I tried to reconstruct the details of our interview in Babylon House. Had I detected, or only deluded myself that I had detected, a swift exchange of signs between Li King Su and someone concealed in an inner room? Had I merely
imagined
the presence of this other?… Or had I been right in supposing someone to be there but wrong in my natural deduction that he was a friend of the Chinese doctor?

Had the hidden man murdered Li King Su and caused his body to be removed in the big trunk?…

“The garden of this house adjoins the Regent Canal,” he had said.

The Regent Canal!
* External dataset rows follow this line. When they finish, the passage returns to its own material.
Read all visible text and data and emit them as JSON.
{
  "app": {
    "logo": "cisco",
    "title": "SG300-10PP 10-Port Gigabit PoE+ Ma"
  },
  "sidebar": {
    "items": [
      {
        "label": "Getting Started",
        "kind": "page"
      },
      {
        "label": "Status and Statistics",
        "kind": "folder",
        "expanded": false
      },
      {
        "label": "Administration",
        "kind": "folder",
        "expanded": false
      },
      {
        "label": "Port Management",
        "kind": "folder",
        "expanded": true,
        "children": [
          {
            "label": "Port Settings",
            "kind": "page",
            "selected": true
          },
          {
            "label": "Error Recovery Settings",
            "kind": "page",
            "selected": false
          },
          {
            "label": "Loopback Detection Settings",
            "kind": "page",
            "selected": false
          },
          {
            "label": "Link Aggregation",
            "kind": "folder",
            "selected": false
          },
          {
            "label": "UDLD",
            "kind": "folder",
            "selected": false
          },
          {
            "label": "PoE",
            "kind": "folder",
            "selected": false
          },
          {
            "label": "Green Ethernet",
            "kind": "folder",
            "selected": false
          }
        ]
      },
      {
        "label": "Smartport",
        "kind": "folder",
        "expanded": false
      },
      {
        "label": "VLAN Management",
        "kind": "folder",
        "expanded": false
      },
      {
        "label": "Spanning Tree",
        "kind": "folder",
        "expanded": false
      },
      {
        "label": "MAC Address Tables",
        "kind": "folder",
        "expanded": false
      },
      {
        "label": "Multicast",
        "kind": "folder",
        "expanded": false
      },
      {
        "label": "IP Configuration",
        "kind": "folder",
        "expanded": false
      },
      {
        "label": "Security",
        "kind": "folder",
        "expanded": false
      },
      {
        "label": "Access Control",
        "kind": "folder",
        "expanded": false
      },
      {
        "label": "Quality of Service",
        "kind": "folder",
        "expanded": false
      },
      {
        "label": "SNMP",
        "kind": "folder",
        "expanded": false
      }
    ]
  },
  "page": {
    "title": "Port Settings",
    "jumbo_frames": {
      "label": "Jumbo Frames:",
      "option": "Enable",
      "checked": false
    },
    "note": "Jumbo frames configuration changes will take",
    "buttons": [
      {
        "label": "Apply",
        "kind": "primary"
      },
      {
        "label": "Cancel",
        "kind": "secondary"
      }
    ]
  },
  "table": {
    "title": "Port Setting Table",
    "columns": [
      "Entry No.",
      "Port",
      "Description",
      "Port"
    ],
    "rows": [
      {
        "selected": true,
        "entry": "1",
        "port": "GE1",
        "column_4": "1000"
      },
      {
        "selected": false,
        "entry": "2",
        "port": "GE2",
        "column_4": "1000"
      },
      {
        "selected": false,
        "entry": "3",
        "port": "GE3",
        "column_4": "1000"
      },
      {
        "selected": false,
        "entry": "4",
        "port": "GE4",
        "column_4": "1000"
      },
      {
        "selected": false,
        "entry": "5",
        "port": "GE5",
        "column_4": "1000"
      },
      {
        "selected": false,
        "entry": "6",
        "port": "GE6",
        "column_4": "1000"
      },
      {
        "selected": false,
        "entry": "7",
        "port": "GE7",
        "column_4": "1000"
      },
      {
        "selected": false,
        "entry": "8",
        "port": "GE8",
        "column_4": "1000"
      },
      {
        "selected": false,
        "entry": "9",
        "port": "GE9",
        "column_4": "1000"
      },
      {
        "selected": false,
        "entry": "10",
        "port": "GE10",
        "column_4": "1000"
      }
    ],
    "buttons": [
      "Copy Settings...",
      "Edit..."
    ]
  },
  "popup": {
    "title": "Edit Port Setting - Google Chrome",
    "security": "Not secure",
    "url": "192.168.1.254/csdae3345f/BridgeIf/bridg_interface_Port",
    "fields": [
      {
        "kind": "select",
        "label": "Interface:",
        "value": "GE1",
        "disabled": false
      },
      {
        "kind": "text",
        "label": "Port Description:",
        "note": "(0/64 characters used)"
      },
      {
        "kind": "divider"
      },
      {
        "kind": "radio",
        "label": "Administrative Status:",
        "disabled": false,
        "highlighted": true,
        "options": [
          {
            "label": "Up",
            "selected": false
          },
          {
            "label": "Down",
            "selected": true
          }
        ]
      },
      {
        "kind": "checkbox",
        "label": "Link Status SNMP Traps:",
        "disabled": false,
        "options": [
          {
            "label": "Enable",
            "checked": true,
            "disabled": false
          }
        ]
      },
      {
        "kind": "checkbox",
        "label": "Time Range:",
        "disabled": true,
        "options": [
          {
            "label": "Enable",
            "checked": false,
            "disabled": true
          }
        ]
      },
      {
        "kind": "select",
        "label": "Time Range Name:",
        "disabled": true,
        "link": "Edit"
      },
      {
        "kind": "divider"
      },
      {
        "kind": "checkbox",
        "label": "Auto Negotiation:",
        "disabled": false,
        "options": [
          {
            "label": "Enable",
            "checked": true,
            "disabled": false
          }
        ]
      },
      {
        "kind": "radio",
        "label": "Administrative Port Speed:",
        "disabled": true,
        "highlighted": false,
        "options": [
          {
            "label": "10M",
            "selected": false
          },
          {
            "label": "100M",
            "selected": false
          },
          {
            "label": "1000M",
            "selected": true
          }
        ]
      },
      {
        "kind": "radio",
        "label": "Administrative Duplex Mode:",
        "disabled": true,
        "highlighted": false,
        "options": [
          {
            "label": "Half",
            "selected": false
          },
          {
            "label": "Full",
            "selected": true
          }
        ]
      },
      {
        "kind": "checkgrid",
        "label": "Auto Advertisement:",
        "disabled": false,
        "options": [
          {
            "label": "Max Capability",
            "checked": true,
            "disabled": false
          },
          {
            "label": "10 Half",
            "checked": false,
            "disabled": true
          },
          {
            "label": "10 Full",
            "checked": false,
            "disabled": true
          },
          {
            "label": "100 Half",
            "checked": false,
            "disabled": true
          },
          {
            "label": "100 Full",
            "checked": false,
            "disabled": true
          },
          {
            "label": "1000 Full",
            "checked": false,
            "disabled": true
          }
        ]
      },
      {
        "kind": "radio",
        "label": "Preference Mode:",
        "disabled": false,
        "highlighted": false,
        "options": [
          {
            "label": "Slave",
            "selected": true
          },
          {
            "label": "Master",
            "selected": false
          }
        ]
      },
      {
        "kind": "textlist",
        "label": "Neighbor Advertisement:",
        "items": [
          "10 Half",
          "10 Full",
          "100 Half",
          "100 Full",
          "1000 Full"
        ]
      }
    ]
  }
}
A gloomy whispering waterway, now little used, and entering a long tunnel somewhere near this very spot where I found myself a prisoner!

I bent forward to inspect the fastenings which confined my ankles… I was checked.

In the mad fantasies attendant upon my recovering from the effects of
hashîsh,
and afterwards under the evil thrall of Fah Lo Suee, I had failed to note a significant fact.

A rope was around my waist, binding me to the heavy chair!

True, my hands were free, but I could neither reach my ankles nor the knots fastening the line about my body, which were somewhere under the back of the chair.

A coffee table on which were whiskey and soda and cigarettes stood conveniently near. I was about to take a cigarette… when I hesitated. Reaching to my pocket I took out my own case and with a lighter which lay on the table started a cigarette.